In the below code 'NPC' and 'Settlement' are both subclasses of the superclass 'Feature' (I have removed irrelevant parts of the generateNewRelationships() method)

public ArrayList<Relationship> generateNewRelationships(ArrayList<Feature> features) {
    for(Feature feature: features) {
        ArrayList<Predicate> possiblePredicates = filterPredicates(feature, subjectPredicates);
    }
}

private ArrayList<Predicate> filterPredicates(NPC npc, ArrayList<Predicate> npcPredicates) {
    // Does NPC filter
}

private ArrayList<Predicate> filterPredicates(Settlement settlement, ArrayList<Predicate> settlementPredicates) {
    // Does Settlement filter
}

Now the call of the filterPredicates method doesn't work as there is no method that takes 'Feature' as a parameter type. Is there a way to cast the 'feature' variable so that it is casted as the subtype that it is actually referencing, so that the correct method is used?

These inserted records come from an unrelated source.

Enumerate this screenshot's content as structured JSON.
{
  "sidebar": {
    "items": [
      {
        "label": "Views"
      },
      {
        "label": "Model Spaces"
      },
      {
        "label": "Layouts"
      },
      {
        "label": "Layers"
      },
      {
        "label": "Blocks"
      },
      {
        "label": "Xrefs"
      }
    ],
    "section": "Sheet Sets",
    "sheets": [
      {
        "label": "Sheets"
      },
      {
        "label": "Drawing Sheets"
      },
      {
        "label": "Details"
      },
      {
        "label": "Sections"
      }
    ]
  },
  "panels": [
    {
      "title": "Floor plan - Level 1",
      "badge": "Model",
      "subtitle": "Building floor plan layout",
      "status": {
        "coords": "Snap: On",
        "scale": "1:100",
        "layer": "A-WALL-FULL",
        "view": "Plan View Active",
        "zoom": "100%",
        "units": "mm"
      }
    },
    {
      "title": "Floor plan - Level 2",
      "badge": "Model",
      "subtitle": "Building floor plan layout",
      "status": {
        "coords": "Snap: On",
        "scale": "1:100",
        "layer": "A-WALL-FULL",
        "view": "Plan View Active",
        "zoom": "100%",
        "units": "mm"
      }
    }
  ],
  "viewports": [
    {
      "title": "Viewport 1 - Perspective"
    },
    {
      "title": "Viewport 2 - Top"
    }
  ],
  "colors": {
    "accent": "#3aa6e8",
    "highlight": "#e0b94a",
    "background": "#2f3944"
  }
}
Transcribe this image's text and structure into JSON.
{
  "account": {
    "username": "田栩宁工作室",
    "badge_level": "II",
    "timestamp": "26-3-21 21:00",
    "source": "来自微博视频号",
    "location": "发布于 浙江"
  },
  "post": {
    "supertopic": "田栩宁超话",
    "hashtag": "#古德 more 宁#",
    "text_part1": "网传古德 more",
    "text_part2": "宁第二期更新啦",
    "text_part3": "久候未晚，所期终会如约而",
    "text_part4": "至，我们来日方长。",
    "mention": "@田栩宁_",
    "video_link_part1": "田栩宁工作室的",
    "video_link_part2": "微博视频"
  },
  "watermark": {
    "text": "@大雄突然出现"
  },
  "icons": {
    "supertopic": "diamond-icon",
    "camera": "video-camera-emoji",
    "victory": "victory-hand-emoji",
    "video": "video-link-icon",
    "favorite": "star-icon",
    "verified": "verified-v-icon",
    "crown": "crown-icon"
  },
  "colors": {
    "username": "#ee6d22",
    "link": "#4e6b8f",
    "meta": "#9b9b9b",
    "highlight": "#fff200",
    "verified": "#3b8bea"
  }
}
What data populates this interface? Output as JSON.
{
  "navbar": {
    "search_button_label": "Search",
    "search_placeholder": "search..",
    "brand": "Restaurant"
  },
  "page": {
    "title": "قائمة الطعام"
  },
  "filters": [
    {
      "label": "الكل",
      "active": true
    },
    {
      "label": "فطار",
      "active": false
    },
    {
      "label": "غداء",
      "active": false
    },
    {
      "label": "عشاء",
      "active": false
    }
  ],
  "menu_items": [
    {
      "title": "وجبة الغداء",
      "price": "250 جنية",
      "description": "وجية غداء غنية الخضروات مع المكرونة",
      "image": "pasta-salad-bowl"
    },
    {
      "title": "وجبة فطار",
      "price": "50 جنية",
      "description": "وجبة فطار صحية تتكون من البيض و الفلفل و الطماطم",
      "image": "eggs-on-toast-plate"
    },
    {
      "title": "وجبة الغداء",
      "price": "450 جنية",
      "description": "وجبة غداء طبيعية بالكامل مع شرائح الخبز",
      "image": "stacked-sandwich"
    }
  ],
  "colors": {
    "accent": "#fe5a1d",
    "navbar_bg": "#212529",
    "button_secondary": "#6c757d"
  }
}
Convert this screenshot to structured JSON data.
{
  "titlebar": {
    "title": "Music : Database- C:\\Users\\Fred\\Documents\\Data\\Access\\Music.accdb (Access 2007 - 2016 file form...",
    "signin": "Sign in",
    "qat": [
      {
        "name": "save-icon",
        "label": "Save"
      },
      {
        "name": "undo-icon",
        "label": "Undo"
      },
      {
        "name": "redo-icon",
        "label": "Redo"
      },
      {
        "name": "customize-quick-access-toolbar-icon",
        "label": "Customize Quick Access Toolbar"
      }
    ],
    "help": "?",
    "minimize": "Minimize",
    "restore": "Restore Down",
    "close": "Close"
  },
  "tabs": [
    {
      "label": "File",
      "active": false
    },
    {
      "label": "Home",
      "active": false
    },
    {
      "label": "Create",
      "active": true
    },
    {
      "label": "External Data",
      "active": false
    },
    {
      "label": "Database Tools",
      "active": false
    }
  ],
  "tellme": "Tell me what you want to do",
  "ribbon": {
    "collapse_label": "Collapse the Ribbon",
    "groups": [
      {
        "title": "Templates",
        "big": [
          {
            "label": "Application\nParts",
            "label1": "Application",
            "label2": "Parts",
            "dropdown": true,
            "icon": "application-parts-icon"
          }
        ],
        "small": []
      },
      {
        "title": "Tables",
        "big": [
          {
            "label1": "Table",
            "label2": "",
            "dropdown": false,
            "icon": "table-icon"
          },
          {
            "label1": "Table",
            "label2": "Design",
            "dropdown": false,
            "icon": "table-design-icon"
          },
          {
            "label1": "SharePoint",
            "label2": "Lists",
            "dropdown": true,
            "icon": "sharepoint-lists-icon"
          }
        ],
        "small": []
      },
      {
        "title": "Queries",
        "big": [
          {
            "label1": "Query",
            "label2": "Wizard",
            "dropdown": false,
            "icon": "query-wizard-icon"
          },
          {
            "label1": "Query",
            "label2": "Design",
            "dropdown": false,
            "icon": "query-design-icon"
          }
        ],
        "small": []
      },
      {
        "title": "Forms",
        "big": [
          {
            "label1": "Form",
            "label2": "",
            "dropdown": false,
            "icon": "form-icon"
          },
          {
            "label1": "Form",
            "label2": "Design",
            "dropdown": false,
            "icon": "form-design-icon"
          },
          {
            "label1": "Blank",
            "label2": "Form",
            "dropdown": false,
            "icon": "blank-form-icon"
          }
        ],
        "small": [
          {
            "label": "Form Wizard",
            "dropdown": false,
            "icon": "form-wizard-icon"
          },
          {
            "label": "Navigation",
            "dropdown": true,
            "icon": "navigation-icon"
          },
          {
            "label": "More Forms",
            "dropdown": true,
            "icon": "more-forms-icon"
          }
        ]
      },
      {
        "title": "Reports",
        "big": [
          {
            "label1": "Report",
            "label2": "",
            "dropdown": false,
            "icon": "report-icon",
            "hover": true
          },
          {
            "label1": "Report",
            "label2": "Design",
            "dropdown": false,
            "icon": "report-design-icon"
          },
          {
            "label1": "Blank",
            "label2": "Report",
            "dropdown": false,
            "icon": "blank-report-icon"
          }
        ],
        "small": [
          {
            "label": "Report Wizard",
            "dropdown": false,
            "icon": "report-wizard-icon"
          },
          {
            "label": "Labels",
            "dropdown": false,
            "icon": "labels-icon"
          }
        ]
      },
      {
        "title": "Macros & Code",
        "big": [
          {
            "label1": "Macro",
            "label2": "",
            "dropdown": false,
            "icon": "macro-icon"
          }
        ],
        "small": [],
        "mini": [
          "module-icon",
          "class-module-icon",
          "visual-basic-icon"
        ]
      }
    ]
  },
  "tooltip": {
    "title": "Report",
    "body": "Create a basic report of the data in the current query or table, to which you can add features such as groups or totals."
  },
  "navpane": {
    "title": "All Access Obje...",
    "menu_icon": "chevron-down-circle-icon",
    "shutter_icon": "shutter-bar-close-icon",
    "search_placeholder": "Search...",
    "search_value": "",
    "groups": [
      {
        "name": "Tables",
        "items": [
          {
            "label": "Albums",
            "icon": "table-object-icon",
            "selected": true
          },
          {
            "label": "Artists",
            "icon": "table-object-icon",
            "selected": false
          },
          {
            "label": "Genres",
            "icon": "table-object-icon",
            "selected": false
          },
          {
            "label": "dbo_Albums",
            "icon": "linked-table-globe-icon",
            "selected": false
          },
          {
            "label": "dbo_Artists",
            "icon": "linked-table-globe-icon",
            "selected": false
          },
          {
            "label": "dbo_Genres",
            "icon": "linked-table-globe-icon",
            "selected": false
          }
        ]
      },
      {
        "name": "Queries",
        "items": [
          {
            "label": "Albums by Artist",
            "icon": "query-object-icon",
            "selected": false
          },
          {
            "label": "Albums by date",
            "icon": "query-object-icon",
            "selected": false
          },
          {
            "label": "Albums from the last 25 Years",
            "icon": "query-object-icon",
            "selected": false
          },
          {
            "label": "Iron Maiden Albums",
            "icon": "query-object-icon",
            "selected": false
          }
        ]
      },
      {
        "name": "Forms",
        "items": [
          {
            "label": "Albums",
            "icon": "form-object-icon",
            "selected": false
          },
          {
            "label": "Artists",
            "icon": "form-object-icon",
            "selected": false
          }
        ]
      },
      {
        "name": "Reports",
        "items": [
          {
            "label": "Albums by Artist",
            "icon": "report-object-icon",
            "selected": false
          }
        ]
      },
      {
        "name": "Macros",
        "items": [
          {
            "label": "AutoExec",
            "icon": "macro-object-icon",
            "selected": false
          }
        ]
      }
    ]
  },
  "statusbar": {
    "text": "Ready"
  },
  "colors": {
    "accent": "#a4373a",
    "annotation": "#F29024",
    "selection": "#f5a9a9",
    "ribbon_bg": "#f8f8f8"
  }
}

I want to avoid manually writing out a if/else or switch statement, as in future there will be more subclasses of Feature.

There will never be an instance of a 'Feature', only instances of its subclasses, so the ArrayList features will only ever contain NPCs or Settlements.

(This is a repost of my question as it was closed saying PECS (Producer Extends Consumer Super) was the solution, but that is about passing collections as parameters. My question is asking about how to write the call to 'filterPredicates(feature, subjectPredicates)' where an individual object 'feature' will alternate between Feature subtypes 'NPC' and 'Settlement' within the for loop, so that 'feature' is cast as an NPC or a Settlement, depending on what subtype 'feature' actually holds at that time.)

As Tintin mentioned, without more example code & detail it is difficult to give a really good answer.

But you have one specific question which can be answered: "Is there a way to cast the 'feature' variable so that it is casted as the subtype that it is actually referencing, so that the correct method is used?"

If you want to cast Feature to a subtype, you'll need to first identify which subtype you want to cast to. If there are many possible subtypes, you would need to check which one it is using instanceof . But you mentioned you don't want to do this.

So in order to avoid the instanceof checking, you need to work with Feature instead of the subclasses.

One possible option here is to simply update the Feature interface so it can be used for what you want to do. You can add a function to Feature called matchesPredicate and implement it differently for NPC and Settlement . Then filterPredicates can change to something like this:

// matchesPredicate looks like this: "public boolean matchesPredicate(Predicate p){...}"

private ArrayList<Predicate> filterPredicates(Feature feature, ArrayList<Predicate> predicates) {
    
   ArrayList<Predicate> result = new ArrayList();
   for (Predicate p : predicates) {
       if (feature.matchesPredicate(p)) {
           result.add(p);
       }
   }

   return result;
}

(Note: At the time of this answer you didn't write what the filterPredicates function body does so I am guessing a bit here with that code.)